Let us ask for the intercession of St. Joseph, that he may pray for us and help to lead us in our way, so that we may be strengthened by God in our faith and in being more courageous to live our lives with greater fidelity, righteousness and love for God from now on. O St. Joseph, Holy Patron and Protector of the Church, our great role model and intercessor, pray for us all sinners, and show us the way forward in faith towards your Foster-Son, Our Lord Jesus Christ. Amen.

Thursday, 19 March 2020 : Solemnity of St. Joseph, Spouse of the Blessed Virgin Mary (Gospel Reading)

Liturgical Colour : White

Matthew 1 : 16, 18-21, 24a

Jacob was the father of Joseph, the husband of Mary, and from her came Jesus Who is called the Christ – the Messiah.

This is how Jesus Christ was born : Mary His mother had been given to Joseph in marriage, but before they lived together, she was found to be pregnant through the Holy Spirit. Then Joseph, her husband, made plans to divorce her in all secrecy. He was an upright man, and in no way did he want to discredit her.

While he was pondering over this, an Angel of the Lord appeared to him in a dream and said, “Joseph, descendant of David, do not be afraid to take Mary as your wife. She has conceived by the Holy Spirit, and now she will bear a Son. You shall call Him ‘Jesus’ for He will save His people from their sins.”
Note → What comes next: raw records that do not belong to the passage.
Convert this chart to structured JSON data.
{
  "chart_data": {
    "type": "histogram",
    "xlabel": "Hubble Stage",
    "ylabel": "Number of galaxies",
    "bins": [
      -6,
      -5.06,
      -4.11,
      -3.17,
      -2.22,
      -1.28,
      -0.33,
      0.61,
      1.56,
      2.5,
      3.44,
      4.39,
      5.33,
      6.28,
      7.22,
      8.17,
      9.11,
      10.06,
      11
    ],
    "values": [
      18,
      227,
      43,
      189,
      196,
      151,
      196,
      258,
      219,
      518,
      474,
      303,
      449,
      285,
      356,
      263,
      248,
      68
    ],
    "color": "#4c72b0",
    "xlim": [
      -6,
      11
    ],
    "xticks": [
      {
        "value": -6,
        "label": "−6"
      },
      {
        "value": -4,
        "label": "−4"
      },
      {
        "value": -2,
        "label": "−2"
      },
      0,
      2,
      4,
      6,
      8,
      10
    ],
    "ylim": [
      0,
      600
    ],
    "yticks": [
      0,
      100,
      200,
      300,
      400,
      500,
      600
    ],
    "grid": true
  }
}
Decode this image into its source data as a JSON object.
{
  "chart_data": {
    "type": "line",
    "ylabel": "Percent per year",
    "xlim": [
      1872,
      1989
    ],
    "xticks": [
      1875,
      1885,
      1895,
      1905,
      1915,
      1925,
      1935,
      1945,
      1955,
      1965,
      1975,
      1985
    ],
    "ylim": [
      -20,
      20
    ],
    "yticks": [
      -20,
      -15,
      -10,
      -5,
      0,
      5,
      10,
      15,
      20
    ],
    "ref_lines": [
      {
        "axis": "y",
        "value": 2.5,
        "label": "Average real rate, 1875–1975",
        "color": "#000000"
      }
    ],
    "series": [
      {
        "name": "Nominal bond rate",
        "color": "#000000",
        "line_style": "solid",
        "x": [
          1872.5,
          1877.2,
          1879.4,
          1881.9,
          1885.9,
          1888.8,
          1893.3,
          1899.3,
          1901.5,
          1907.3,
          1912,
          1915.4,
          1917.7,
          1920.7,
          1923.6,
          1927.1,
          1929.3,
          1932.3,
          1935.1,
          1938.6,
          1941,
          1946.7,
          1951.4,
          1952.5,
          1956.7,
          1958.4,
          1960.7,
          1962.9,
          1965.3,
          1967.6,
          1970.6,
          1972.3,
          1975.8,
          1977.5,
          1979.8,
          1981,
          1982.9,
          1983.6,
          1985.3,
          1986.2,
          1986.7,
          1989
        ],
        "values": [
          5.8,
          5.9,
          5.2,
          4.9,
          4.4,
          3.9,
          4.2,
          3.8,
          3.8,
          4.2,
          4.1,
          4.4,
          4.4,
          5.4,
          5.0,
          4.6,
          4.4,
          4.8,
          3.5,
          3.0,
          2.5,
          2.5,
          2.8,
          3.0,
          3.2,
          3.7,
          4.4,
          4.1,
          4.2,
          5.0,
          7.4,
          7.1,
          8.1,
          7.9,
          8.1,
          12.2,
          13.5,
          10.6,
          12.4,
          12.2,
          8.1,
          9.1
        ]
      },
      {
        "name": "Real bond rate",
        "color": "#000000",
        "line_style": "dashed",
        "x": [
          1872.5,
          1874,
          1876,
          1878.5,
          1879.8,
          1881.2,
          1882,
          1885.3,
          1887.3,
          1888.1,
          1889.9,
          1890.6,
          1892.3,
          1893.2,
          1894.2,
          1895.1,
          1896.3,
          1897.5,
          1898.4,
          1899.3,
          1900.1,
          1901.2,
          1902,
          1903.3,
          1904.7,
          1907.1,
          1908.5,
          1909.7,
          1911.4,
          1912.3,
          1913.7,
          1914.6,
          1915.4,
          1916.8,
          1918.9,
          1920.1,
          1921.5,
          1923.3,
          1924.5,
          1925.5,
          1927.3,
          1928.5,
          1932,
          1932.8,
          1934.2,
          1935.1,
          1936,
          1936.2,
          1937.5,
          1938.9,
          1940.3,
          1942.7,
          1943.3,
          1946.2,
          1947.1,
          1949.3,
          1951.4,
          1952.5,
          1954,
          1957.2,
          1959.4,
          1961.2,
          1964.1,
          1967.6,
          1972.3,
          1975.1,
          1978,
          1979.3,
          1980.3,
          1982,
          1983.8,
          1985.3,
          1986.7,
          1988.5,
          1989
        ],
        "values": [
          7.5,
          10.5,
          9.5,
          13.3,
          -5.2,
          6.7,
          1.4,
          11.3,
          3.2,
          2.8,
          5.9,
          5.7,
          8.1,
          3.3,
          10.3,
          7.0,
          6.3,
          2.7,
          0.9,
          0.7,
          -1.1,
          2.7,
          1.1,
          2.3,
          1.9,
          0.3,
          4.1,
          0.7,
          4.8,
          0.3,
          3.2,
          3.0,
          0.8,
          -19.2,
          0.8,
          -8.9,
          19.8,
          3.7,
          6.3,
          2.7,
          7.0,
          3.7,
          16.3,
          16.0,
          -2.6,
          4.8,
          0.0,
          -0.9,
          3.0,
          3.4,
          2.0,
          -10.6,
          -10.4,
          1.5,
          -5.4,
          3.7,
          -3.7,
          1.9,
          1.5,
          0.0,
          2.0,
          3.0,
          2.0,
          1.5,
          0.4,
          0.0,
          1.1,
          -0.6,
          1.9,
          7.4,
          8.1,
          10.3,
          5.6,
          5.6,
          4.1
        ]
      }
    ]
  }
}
When Joseph woke up, he did what the Angel of the Lord had told him to do.

Alternative reading

Luke 2 : 41-51a

Every year the parents of Jesus went to Jerusalem for the Feast of the Passover, as was customary. And when Jesus was twelve years old, He went up with them, according to the custom of this feast. After the festival was over, they returned, but the Boy Jesus remained in Jerusalem, and His parents did not know it.

They thought He was in the company, and after walking the whole day they looked for Him among their relatives and friends. As they did not find Him, they went back to Jerusalem searching for Him, and on the third day they found Him in the Temple, sitting among the teachers, listening to them and asking questions. And all the people were amazed at His understanding and His answers.

His parents were very surprised when they saw Him, and His mother said to Him, “Son, why have You done this to us? Your father and I were very worried while searching for You.” Then He said to them, “Why were you looking for Me? Did you not know that I must be in My Father’s house?” But they did not understand this answer.

Jesus went down with them, returning to Nazareth, and He continued to be subject to them.